By Jael Perales

Classroom Technology at RRCThe Round Rock Campus is set to host the Technology for Today’s Classroom workshop on Saturday, April 28. This full-day workshop will address topics related to technology and education, and that got me thinking about my own experiences with technology as a student.

My first calculator (well, besides my own brain) was the easiest thing I could get my hands on; namely, my fingers and toes. As you would expect, the math eventually became harder than what my 10 digits could manage, so the next tool provided to me was a basic calculator. You know the type, perfect for doing all kinds of adding, subtracting, multiplying, dividing, and apparently something to do with %. But this too was insufficient to tackle the math problems of middle school. Once algebra came into my life, the ol’ number cruncher had seen better days. So, once again, I upgraded, and this time perhaps more than I needed to.

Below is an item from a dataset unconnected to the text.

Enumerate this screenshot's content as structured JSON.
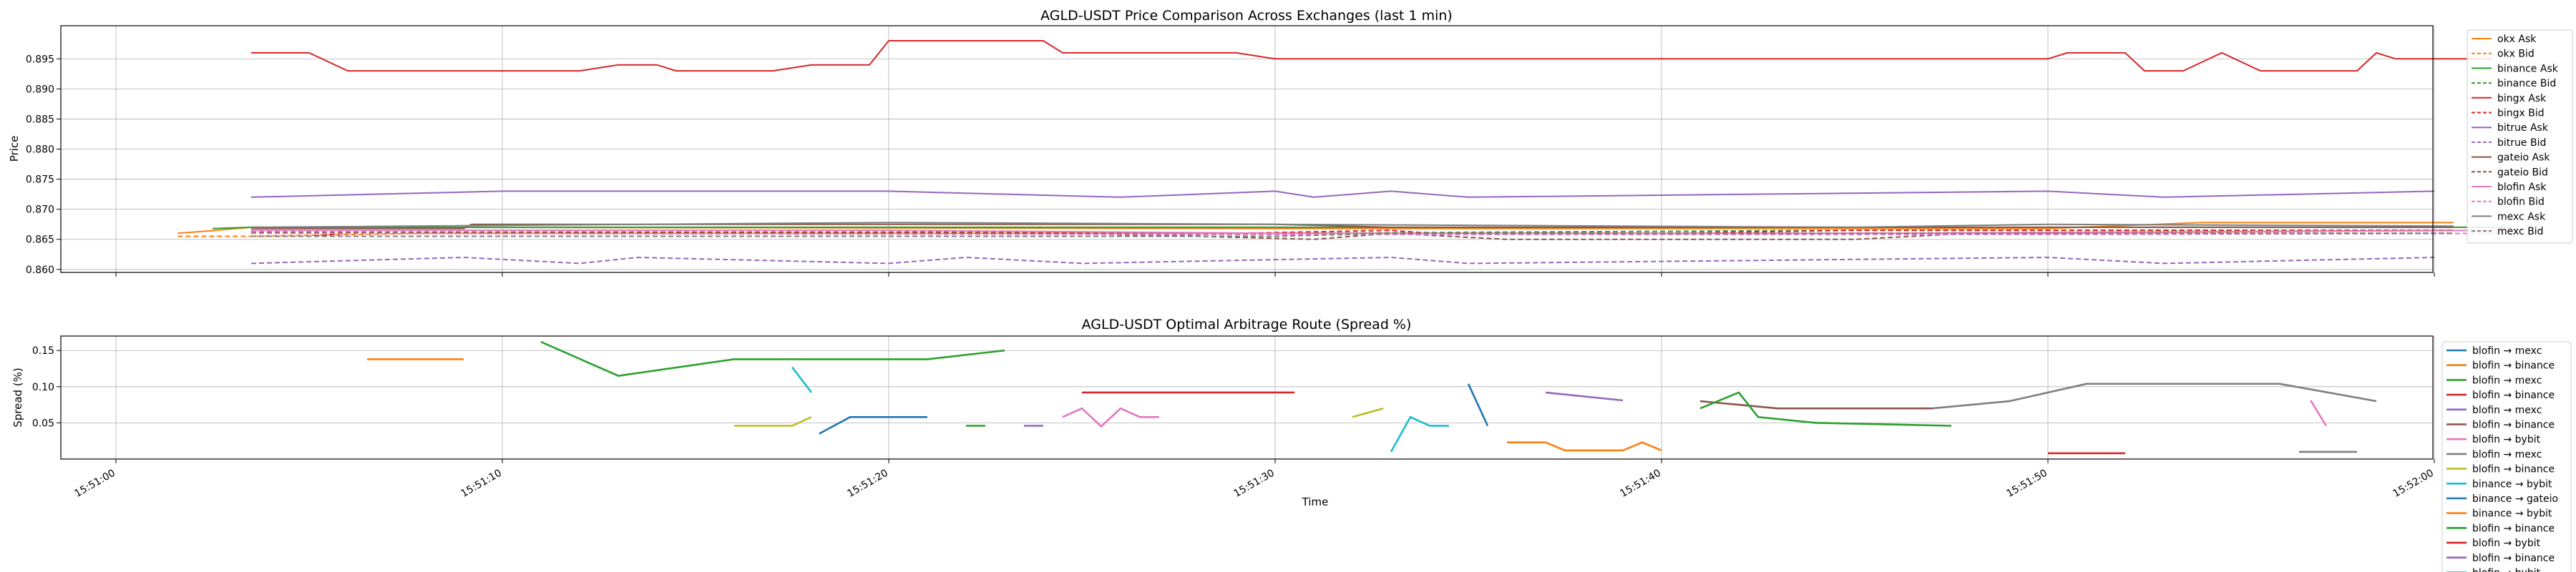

You see, I began competing in calculator-based academic competitions, so the tool provided to me was the kind that could handle problems beyond my grade level. I was solving equations, converting units, tackling trigonometry…and I hadn’t even met those issues in my own mathematics classes! And yet, even then, I was limited in what I could do. To advance further as a mathematics competitor and eager, young scholar, I needed something that could handle bigger equations, more complex situations, matrices, and, eventually, graphs. Thus came the powerful graphing calculator and, so it seemed, near limitless capabilities.

But, as luck would have it, I went on to college and was presented with a whole new array of problems. Real-world physics problems to be more precise. And I must say, even the powerhouse that was my graphing calculator was unable to stand up to the challenge. At this point, the only other powerful computational engine available that wasn’t the human brain was, you guessed it, the personal computer. I was introduced to a computer program that could handle giant, complex, mountains of math as easily as I can click the mouse attached to the computer I am writing with now. Suddenly, I looked at newer, more ambitious mathematical projects with a sense of boldness I had never known before.

It is only now that I see the neck-and-neck race that had been occurring in my academic experiences. The technology I used in math seemed to be the deciding factor in what level of math I could study. Or was it that the level of the math determined the tools that were required? It is no secret that technology and education go hand in hand. What one can teach is often directly related to what one can use to teach and learn. When the abacus was the primary tool for doing math, what a student was expected to learn and do was miles behind what most elementary students can handle today. The educator was limited in what he or she could teach. But, as we have all seen, when the technology available to both students and educators advanced, so too did the level of information being taught. In other words, I can teach a 3rd grader how to handle multiplication problems with a calculator that the student may have never been able to accomplish with just an abacus.

Classroom equipment has also experienced significant upgrades. I remember my teachers working out math problems on an overhead projector and showing slightly dated science videos on VHS. Now, teachers can display a computer desktop on a hardwired screen and use their hands or other devices to draw students in with high-tech visuals and up-to-date streaming videos. Advances such as this allows teachers to draw on a wealth of knowledge and visual aids like never before, which not only improves the way they can teach and keep students engaged, but also allows them to teach content that would otherwise have been too high-level.

And you, ever plugged-in college student, how much more useful to you is an educational environment that synchs up with the technology you are accustomed to already? Class projects posted on a social media platform, textbooks on e-readers, and class participation using smartphones. These are just some of the many ways educators can interact with students in and out of the classroom. And “out of the classroom” learning is key in expanding what educators can teach and students can learn. In reality, technology is even expanding the classroom itself.

For educators, the first response to this reality is pretty straightforward. With all the technology out there, where does a teacher or professor even begin? A good place to start is at the upcoming Technology for Today’s Classroom workshop. The event, sponsored by Kappa Delta Pi, Dell, and ePals, is a full-day technology workshop with hands-on exploration and sessions that address 21st Century Learning.  The current list of speakers includes teachers from AISD, PISD, RRISD, DELL, and ePals, with more to come. The event will be held on Saturday, April 28, 2012 from 8:30 a.m. – 3:00 p.m. at Texas State University Round Rock Campus. Registration is free for all Texas State Education majors, but space is limited. Go to http://www.planetreg.com/E4414551083153 to register. The registration deadline is April 22, 2012 at 10:00 p.m. I encourage you to take advantage of this great opportunity. Expanding what educators can do in the classroom is the key to expanding the capabilities of students. I personally can’t wait to see the abacus of tomorrow!